Sábado, 15 de Agosto de 2026
Por Redação Rádio Pampa | 14 de agosto de 2026
Um inquérito aberto pelo Supremo Tribunal Federal (STF) apura se o senador Weverton Rocha (PDT- MA) atuou para tentar atrapalhar as investigações de um assassinato ocorrido em 2022 no Maranhão. A suspeita é que ele tenha tentado influenciar um ministro do Superior Tribunal de Justiça (STJ).
A Polícia Federal (PF) localizou no celular do senador contatos com o ministro Humberto Martins, do STJ, que era relator do homicídio porque havia indícios de envolvimento no caso de um integrante do Tribunal de Contas do Estado do Maranhão (TCE-MA), que tem foro especial perante o STJ (entenda o caso mais abaixo).
O ministro Humberto Martins disse que, em razão do processo tramitar sob segredo de justiça, não vai comentar.
O senador Weverton Rocha afirmou que o caso é “forçação de barra”. “Eu repudio total e vou ficar com o foco na minha campanha”, afirmou o senador.
Em 2024, a Justiça maranhense condenou Gilbson Cutrim Soares Júnior pelo assassinato do empresário João Bosco Sobrinho.
As investigações iniciais, feitas pela Polícia Civil do Maranhão, concluíram que Gilbson Júnior matou o empresário após um desentendimento pessoal. Mas, posteriormente, surgiu a suspeita de que o motivo era a divisão de propinas no estado, em um esquema que envolveria o grupo do governador Carlos Brandão.
Um sobrinho do governador, Daniel Brandão, que hoje é presidente do TCE-MA, teria participado da reunião em que houve um desentendimento sobre a divisão das propinas que acabou com Gilbson Júnior baleando o empresário João Bosco.
Essa informação, segundo apurações posteriores da PF, foi omitida da investigação inicial feita pela Polícia Civil.
A PF pediu que Gilbson Júnior, que estava preso no Maranhão, fosse transferido por correr risco no estado. Em junho de 2025, o ministro Humberto Martins decidiu pela transferência para a Penitenciária Federal de Brasília.
“A análise do material extraído do aparelho celular de Weverton Rocha revelou a existência de comunicações diretas com o Ministro do STJ, Humberto Martins, mantidas de forma reiterada entre 25/01/2023 e 04/10/2025. De acordo com a análise, esses contatos ocorreram por meio de diferentes canais, sendo identificadas mensagens de texto, áudios, ligações telefônicas e compartilhamento de mídias, a partir dos terminais vinculados a ambos”, afirmou a PF.

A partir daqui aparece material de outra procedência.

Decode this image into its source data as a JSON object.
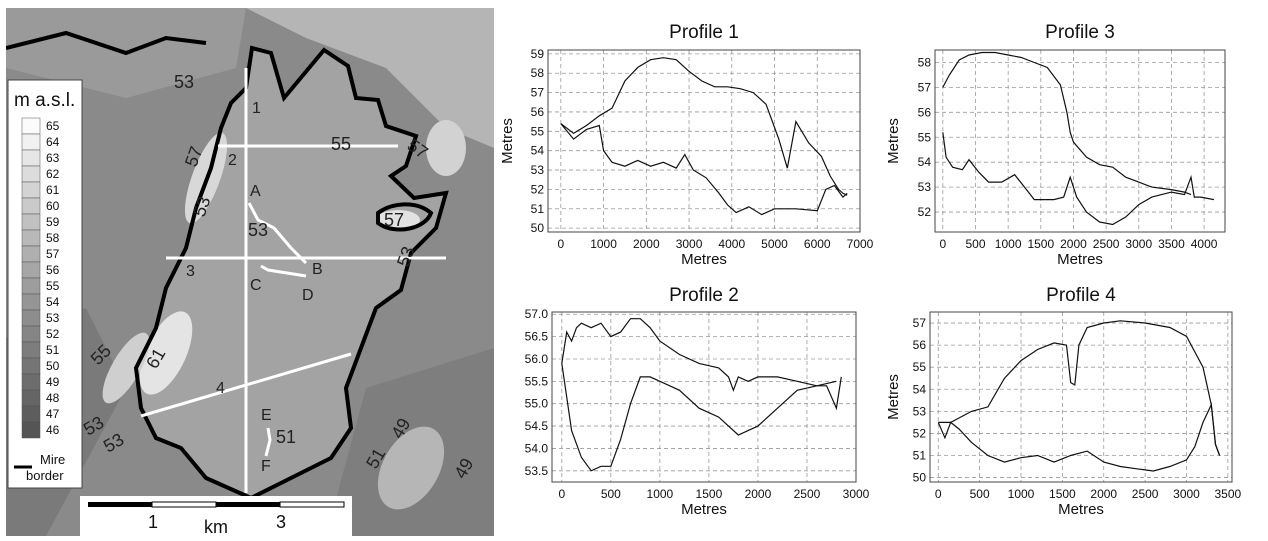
{
  "colors": {
    "line": "#111111",
    "grid": "#9a9a9a",
    "transect": "#ffffff",
    "border": "#000000"
  },
  "map": {
    "legend_title": "m a.s.l.",
    "legend_values": [
      "65",
      "64",
      "63",
      "62",
      "61",
      "60",
      "59",
      "58",
      "57",
      "56",
      "55",
      "54",
      "53",
      "52",
      "51",
      "50",
      "49",
      "48",
      "47",
      "46"
    ],
    "legend_colors": [
      "#fbfbfb",
      "#f1f1f1",
      "#e6e6e6",
      "#dcdcdc",
      "#d3d3d3",
      "#cacaca",
      "#c1c1c1",
      "#b8b8b8",
      "#afafaf",
      "#a6a6a6",
      "#9d9d9d",
      "#959595",
      "#8d8d8d",
      "#858585",
      "#7d7d7d",
      "#757575",
      "#6d6d6d",
      "#656565",
      "#5d5d5d",
      "#555555"
    ],
    "border_label_1": "Mire",
    "border_label_2": "border",
    "profile_labels": [
      "1",
      "2",
      "3",
      "4"
    ],
    "point_labels": [
      "A",
      "B",
      "C",
      "D",
      "E",
      "F"
    ],
    "contour_labels": [
      "53",
      "55",
      "57",
      "57",
      "51",
      "53",
      "53",
      "55",
      "61",
      "53",
      "53",
      "51",
      "49",
      "49",
      "57"
    ],
    "scale_labels": [
      "1",
      "km",
      "3"
    ]
  },
  "chart_data": [
    {
      "type": "line",
      "title": "Profile 1",
      "xlabel": "Metres",
      "ylabel": "Metres",
      "xlim": [
        -300,
        7000
      ],
      "ylim": [
        49.8,
        59.2
      ],
      "xticks": [
        0,
        1000,
        2000,
        3000,
        4000,
        5000,
        6000,
        7000
      ],
      "yticks": [
        50,
        51,
        52,
        53,
        54,
        55,
        56,
        57,
        58,
        59
      ],
      "grid": true,
      "series": [
        {
          "x": [
            0,
            300,
            600,
            900,
            1200,
            1500,
            1800,
            2100,
            2400,
            2700,
            3000,
            3300,
            3600,
            3900,
            4200,
            4500,
            4800,
            5100,
            5300,
            5500,
            5800,
            6100,
            6300,
            6500,
            6600,
            6700
          ],
          "y": [
            55.4,
            54.9,
            55.3,
            55.8,
            56.2,
            57.6,
            58.3,
            58.7,
            58.8,
            58.7,
            58.1,
            57.6,
            57.3,
            57.3,
            57.2,
            57.0,
            56.4,
            54.6,
            53.1,
            55.5,
            54.4,
            53.7,
            52.7,
            52.0,
            51.8,
            51.7
          ]
        },
        {
          "x": [
            0,
            300,
            600,
            900,
            1000,
            1200,
            1500,
            1800,
            2100,
            2400,
            2700,
            2900,
            3100,
            3400,
            3700,
            3900,
            4100,
            4400,
            4700,
            5000,
            5500,
            6000,
            6200,
            6400,
            6600,
            6700
          ],
          "y": [
            55.4,
            54.6,
            55.1,
            55.3,
            54.0,
            53.4,
            53.2,
            53.5,
            53.2,
            53.4,
            53.1,
            53.8,
            53.0,
            52.6,
            51.8,
            51.2,
            50.8,
            51.1,
            50.7,
            51.0,
            51.0,
            50.9,
            52.0,
            52.2,
            51.6,
            51.8
          ]
        }
      ]
    },
    {
      "type": "line",
      "title": "Profile 3",
      "xlabel": "Metres",
      "ylabel": "Metres",
      "xlim": [
        -120,
        4320
      ],
      "ylim": [
        51.2,
        58.5
      ],
      "xticks": [
        0,
        500,
        1000,
        1500,
        2000,
        2500,
        3000,
        3500,
        4000
      ],
      "yticks": [
        52,
        53,
        54,
        55,
        56,
        57,
        58
      ],
      "grid": true,
      "series": [
        {
          "x": [
            0,
            100,
            250,
            400,
            600,
            800,
            1000,
            1200,
            1400,
            1600,
            1800,
            1900,
            1950,
            2000,
            2200,
            2400,
            2600,
            2800,
            3000,
            3200,
            3500,
            3700,
            3800
          ],
          "y": [
            57.0,
            57.5,
            58.1,
            58.3,
            58.4,
            58.4,
            58.3,
            58.2,
            58.0,
            57.8,
            57.1,
            56.0,
            55.2,
            54.8,
            54.2,
            53.9,
            53.8,
            53.4,
            53.2,
            53.0,
            52.9,
            52.8,
            52.7
          ]
        },
        {
          "x": [
            0,
            50,
            150,
            300,
            400,
            550,
            700,
            900,
            1100,
            1250,
            1400,
            1700,
            1850,
            1950,
            2050,
            2200,
            2400,
            2600,
            2800,
            3000,
            3200,
            3500,
            3700,
            3800,
            3850,
            3950,
            4150
          ],
          "y": [
            55.2,
            54.2,
            53.8,
            53.7,
            54.1,
            53.6,
            53.2,
            53.2,
            53.5,
            53.0,
            52.5,
            52.5,
            52.6,
            53.4,
            52.6,
            52.0,
            51.6,
            51.5,
            51.8,
            52.3,
            52.6,
            52.8,
            52.7,
            53.4,
            52.6,
            52.6,
            52.5
          ]
        }
      ]
    },
    {
      "type": "line",
      "title": "Profile 2",
      "xlabel": "Metres",
      "ylabel": "",
      "xlim": [
        -100,
        3000
      ],
      "ylim": [
        53.25,
        57.05
      ],
      "xticks": [
        0,
        500,
        1000,
        1500,
        2000,
        2500,
        3000
      ],
      "yticks": [
        53.5,
        54.0,
        54.5,
        55.0,
        55.5,
        56.0,
        56.5,
        57.0
      ],
      "grid": true,
      "series": [
        {
          "x": [
            0,
            50,
            100,
            150,
            200,
            300,
            400,
            500,
            600,
            700,
            800,
            900,
            1000,
            1200,
            1400,
            1600,
            1700,
            1750,
            1800,
            1900,
            2000,
            2200,
            2400,
            2600,
            2700,
            2800,
            2850
          ],
          "y": [
            55.9,
            56.6,
            56.4,
            56.7,
            56.8,
            56.7,
            56.8,
            56.5,
            56.6,
            56.9,
            56.9,
            56.7,
            56.4,
            56.1,
            55.9,
            55.8,
            55.6,
            55.3,
            55.6,
            55.5,
            55.6,
            55.6,
            55.5,
            55.4,
            55.4,
            54.9,
            55.6
          ]
        },
        {
          "x": [
            0,
            100,
            200,
            300,
            400,
            500,
            600,
            700,
            800,
            900,
            1000,
            1200,
            1400,
            1600,
            1800,
            2000,
            2200,
            2400,
            2600,
            2800
          ],
          "y": [
            55.9,
            54.4,
            53.8,
            53.5,
            53.6,
            53.6,
            54.2,
            55.0,
            55.6,
            55.6,
            55.5,
            55.3,
            54.9,
            54.7,
            54.3,
            54.5,
            54.9,
            55.3,
            55.4,
            55.5
          ]
        }
      ]
    },
    {
      "type": "line",
      "title": "Profile 4",
      "xlabel": "Metres",
      "ylabel": "Metres",
      "xlim": [
        -100,
        3550
      ],
      "ylim": [
        49.8,
        57.5
      ],
      "xticks": [
        0,
        500,
        1000,
        1500,
        2000,
        2500,
        3000,
        3500
      ],
      "yticks": [
        50,
        51,
        52,
        53,
        54,
        55,
        56,
        57
      ],
      "grid": true,
      "series": [
        {
          "x": [
            0,
            150,
            400,
            600,
            800,
            1000,
            1200,
            1400,
            1550,
            1600,
            1650,
            1700,
            1800,
            2000,
            2200,
            2500,
            2800,
            3000,
            3200,
            3300,
            3350,
            3400
          ],
          "y": [
            52.5,
            52.5,
            53.0,
            53.2,
            54.5,
            55.3,
            55.8,
            56.1,
            56.0,
            54.3,
            54.2,
            56.0,
            56.8,
            57.0,
            57.1,
            57.0,
            56.8,
            56.4,
            55.0,
            53.3,
            51.5,
            51.0
          ]
        },
        {
          "x": [
            0,
            80,
            150,
            250,
            400,
            600,
            800,
            1000,
            1200,
            1400,
            1600,
            1800,
            2000,
            2200,
            2400,
            2600,
            2800,
            3000,
            3100,
            3200,
            3300,
            3350,
            3400
          ],
          "y": [
            52.5,
            51.8,
            52.5,
            52.2,
            51.6,
            51.0,
            50.7,
            50.9,
            51.0,
            50.7,
            51.0,
            51.2,
            50.7,
            50.5,
            50.4,
            50.3,
            50.5,
            50.8,
            51.4,
            52.5,
            53.3,
            51.5,
            51.0
          ]
        }
      ]
    }
  ]
}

A PF disse que um dos contatos entre Weverton e o ministro Humberto Martins ocorreu no dia 2 de junho 2025, data da transferência de Gilbson Júnior. Segundo a PF, depois da transferência de presídio, o ministro não fez mais nenhuma movimentação e o processo ficou parado.
A suspeita é que o senador Weverton tenha atuado, junto com outros investigados, para evitar que as investigações alcançassem o grupo político e familiares do atual governador do estado Carlos Brandão.

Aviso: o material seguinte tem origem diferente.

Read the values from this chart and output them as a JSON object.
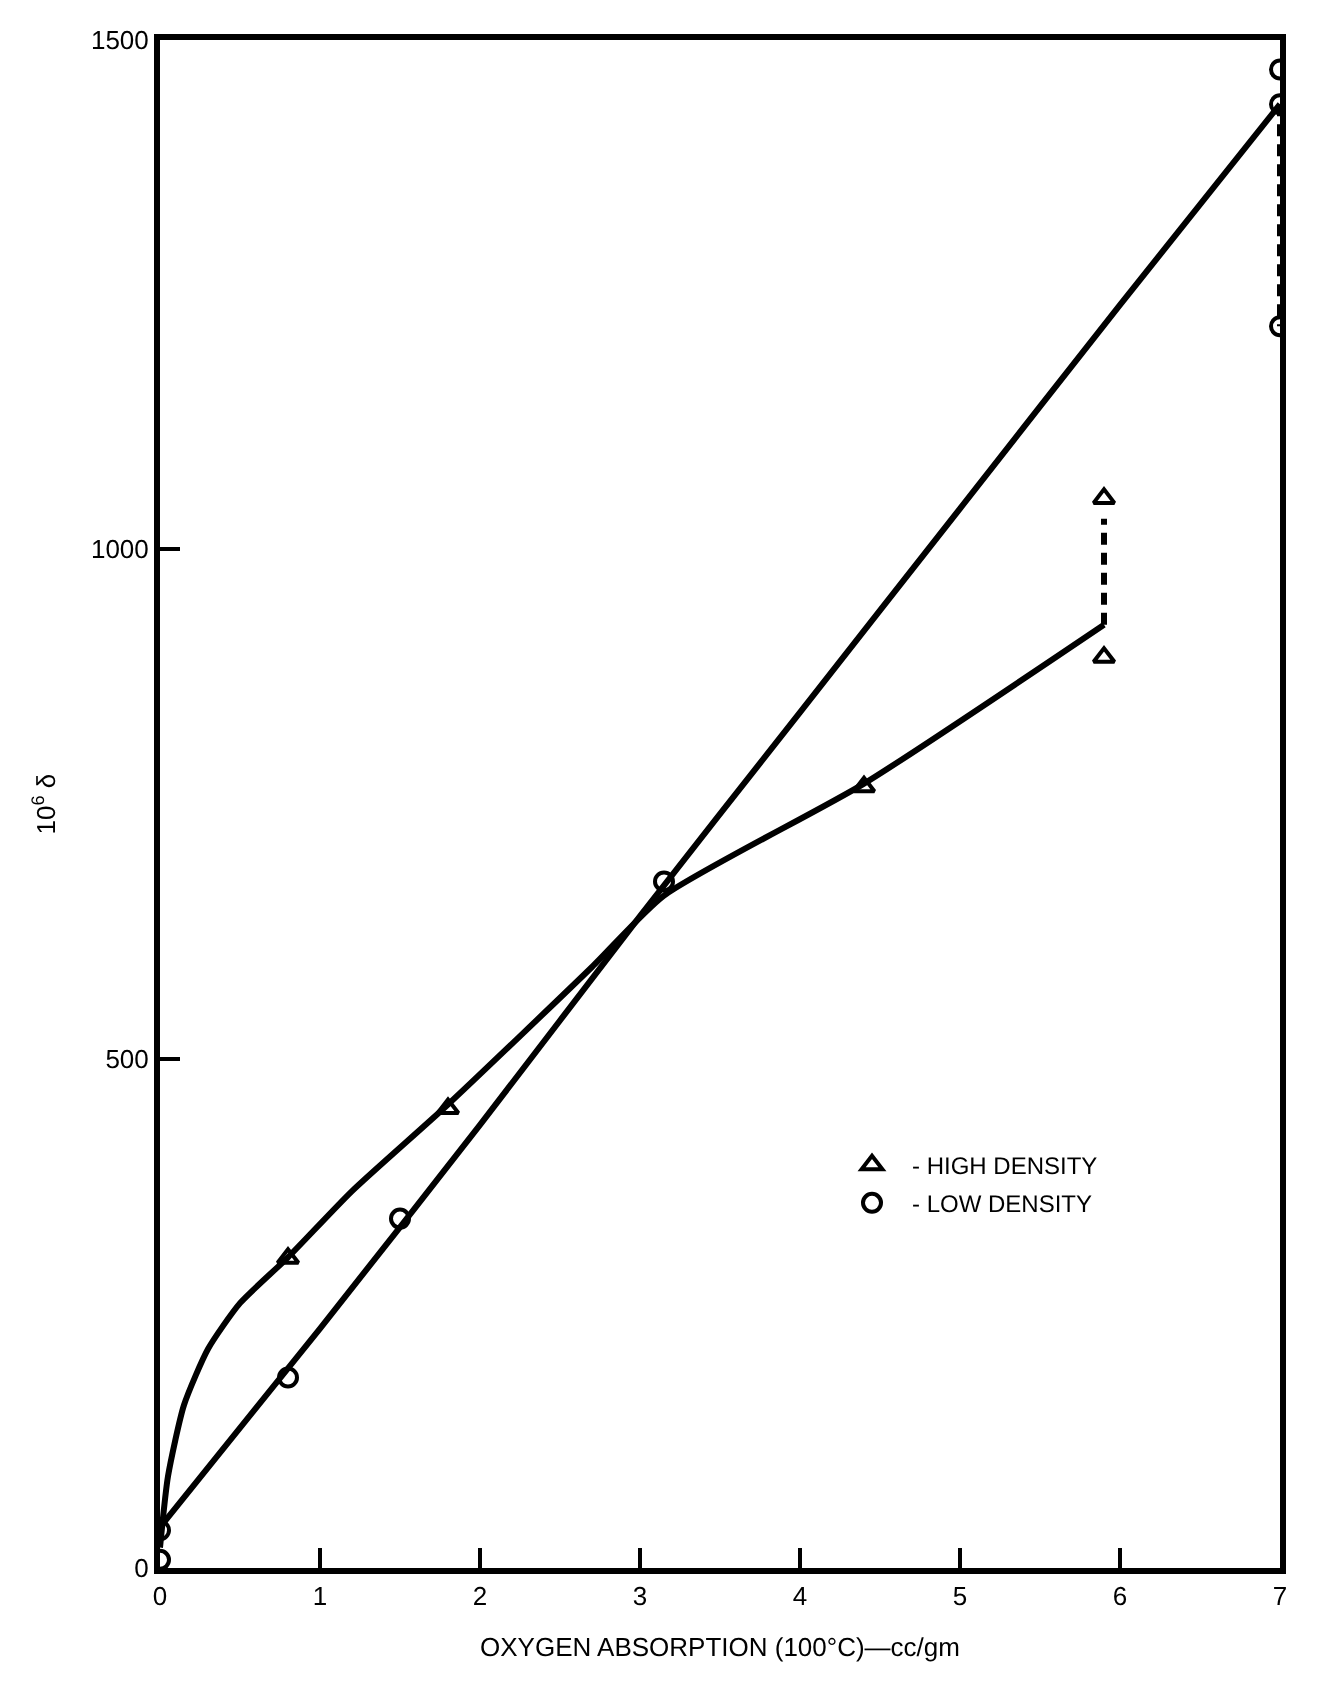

O senador é investigado no inquérito no STF. O ministro Humberto Martins não é alvo do STF. Weverton Rocha reclamou do fato da investigação ser conduzida pela Suprema Corte.
“Advogados fazem uma petição em cima de algum inquérito, algum processo que já existia no Supremo, e se direciona um relator, que é o atual relator […]. Aí o relator diz: ‘Não, um senador da República está nessa denúncia, então é caso do Supremo. Puxa-se para cá’. Ou seja, tirar o governador do seu foro do STJ por conta desta denúncia criada para tirar ele do STJ. E o restante cada um tire sua conclusão”, afirmou.
Caminho das investigações
O caso do assassinato saiu da esfera estadual e foi para o STJ depois que surgiram indícios de envolvimento de Daniel Brandão, por ser membro do Tribunal de Contas.

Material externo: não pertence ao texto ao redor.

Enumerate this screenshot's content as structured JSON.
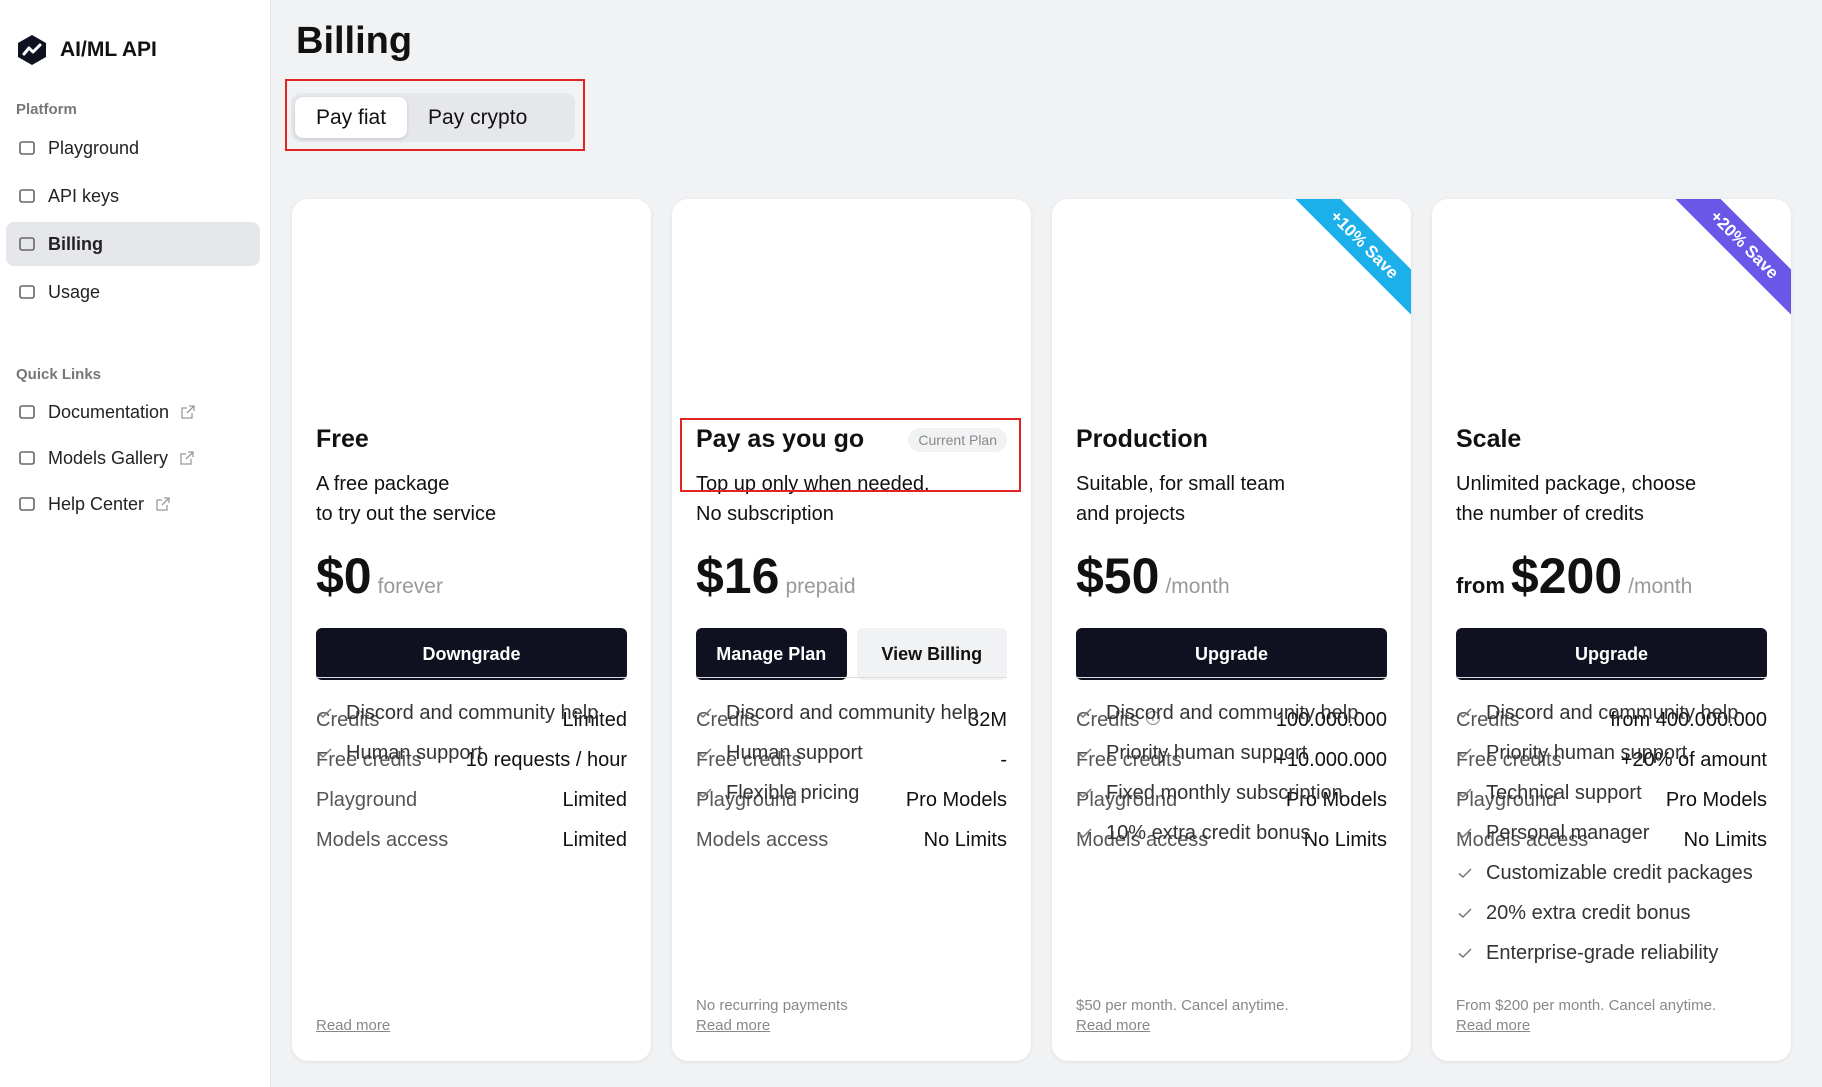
{
  "sidebar": {
    "brand": "AI/ML API",
    "platform_title": "Platform",
    "platform": [
      "Playground",
      "API keys",
      "Billing",
      "Usage"
    ],
    "active": "Billing",
    "quick_title": "Quick Links",
    "quick_links": [
      "Documentation",
      "Models Gallery",
      "Help Center"
    ]
  },
  "main": {
    "title": "Billing",
    "tabs": [
      "Pay fiat",
      "Pay crypto"
    ],
    "active_tab": "Pay fiat",
    "plans": [
      {
        "name": "Free",
        "description": [
          "A free package",
          "to try out the service"
        ],
        "price": "$0",
        "suffix": "forever",
        "buttons": [
          "Downgrade"
        ],
        "rows": [
          [
            "Credits",
            "Limited"
          ],
          [
            "Free credits",
            "10 requests / hour"
          ],
          [
            "Playground",
            "Limited"
          ],
          [
            "Models access",
            "Limited"
          ]
        ],
        "features": [
          "Discord and community help",
          "Human support"
        ],
        "read_more": "Read more"
      },
      {
        "name": "Pay as you go",
        "badge": "Current Plan",
        "description": [
          "Top up only when needed.",
          "No subscription"
        ],
        "price": "$16",
        "suffix": "prepaid",
        "buttons": [
          "Manage Plan",
          "View Billing"
        ],
        "rows": [
          [
            "Credits",
            "32M"
          ],
          [
            "Free credits",
            "-"
          ],
          [
            "Playground",
            "Pro Models"
          ],
          [
            "Models access",
            "No Limits"
          ]
        ],
        "features": [
          "Discord and community help",
          "Human support",
          "Flexible pricing"
        ],
        "note": "No recurring payments",
        "read_more": "Read more"
      },
      {
        "name": "Production",
        "ribbon": "+10% Save",
        "ribbon_color": "#1cb0ea",
        "description": [
          "Suitable, for small team",
          "and projects"
        ],
        "price": "$50",
        "suffix": "/month",
        "buttons": [
          "Upgrade"
        ],
        "rows": [
          [
            "Credits",
            "100.000.000"
          ],
          [
            "Free credits",
            "+10.000.000"
          ],
          [
            "Playground",
            "Pro Models"
          ],
          [
            "Models access",
            "No Limits"
          ]
        ],
        "features": [
          "Discord and community help",
          "Priority human support",
          "Fixed monthly subscription",
          "10% extra credit bonus"
        ],
        "note": "$50 per month. Cancel anytime.",
        "read_more": "Read more"
      },
      {
        "name": "Scale",
        "ribbon": "+20% Save",
        "ribbon_color": "#6a57e8",
        "description": [
          "Unlimited package, choose",
          "the number of credits"
        ],
        "prefix": "from",
        "price": "$200",
        "suffix": "/month",
        "buttons": [
          "Upgrade"
        ],
        "rows": [
          [
            "Credits",
            "from 400.000.000"
          ],
          [
            "Free credits",
            "+20% of amount"
          ],
          [
            "Playground",
            "Pro Models"
          ],
          [
            "Models access",
            "No Limits"
          ]
        ],
        "features": [
          "Discord and community help",
          "Priority human support",
          "Technical support",
          "Personal manager",
          "Customizable credit packages",
          "20% extra credit bonus",
          "Enterprise-grade reliability"
        ],
        "note": "From $200 per month. Cancel anytime.",
        "read_more": "Read more"
      }
    ]
  }
}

Depois, seguiu para o STF porque a defesa do executor, Gilbson Júnior, apontou suspeitas contra o senador Weverton Rocha. Como parlamentar federal, ele tem foro no Supremo. O processo foi sorteado para o ministro Flávio Dino relatar em outubro de 2025.
No mês seguinte, o jornalista Luís Pablo, baseado no Maranhão, publicou as reportagens sobre Dino, cujas informações teriam partido do investigado Raimundo Cutrim. É nesse contexto que Dino entende ter sido ameaçado.
Weverton já havia alvo de busca e apreensão em outra investigação, a Sem Desconto, sobre as fraudes no INSS. Como seu telefone celular tinha sido apreendido, o ministro André Mendonça, relator do caso do INSS, compartilhou com Dino as mensagens apreendidas. Foram então encontrados os contatos de Weverton com o ministro do STJ Humberto Martins. Com informações do portal G1.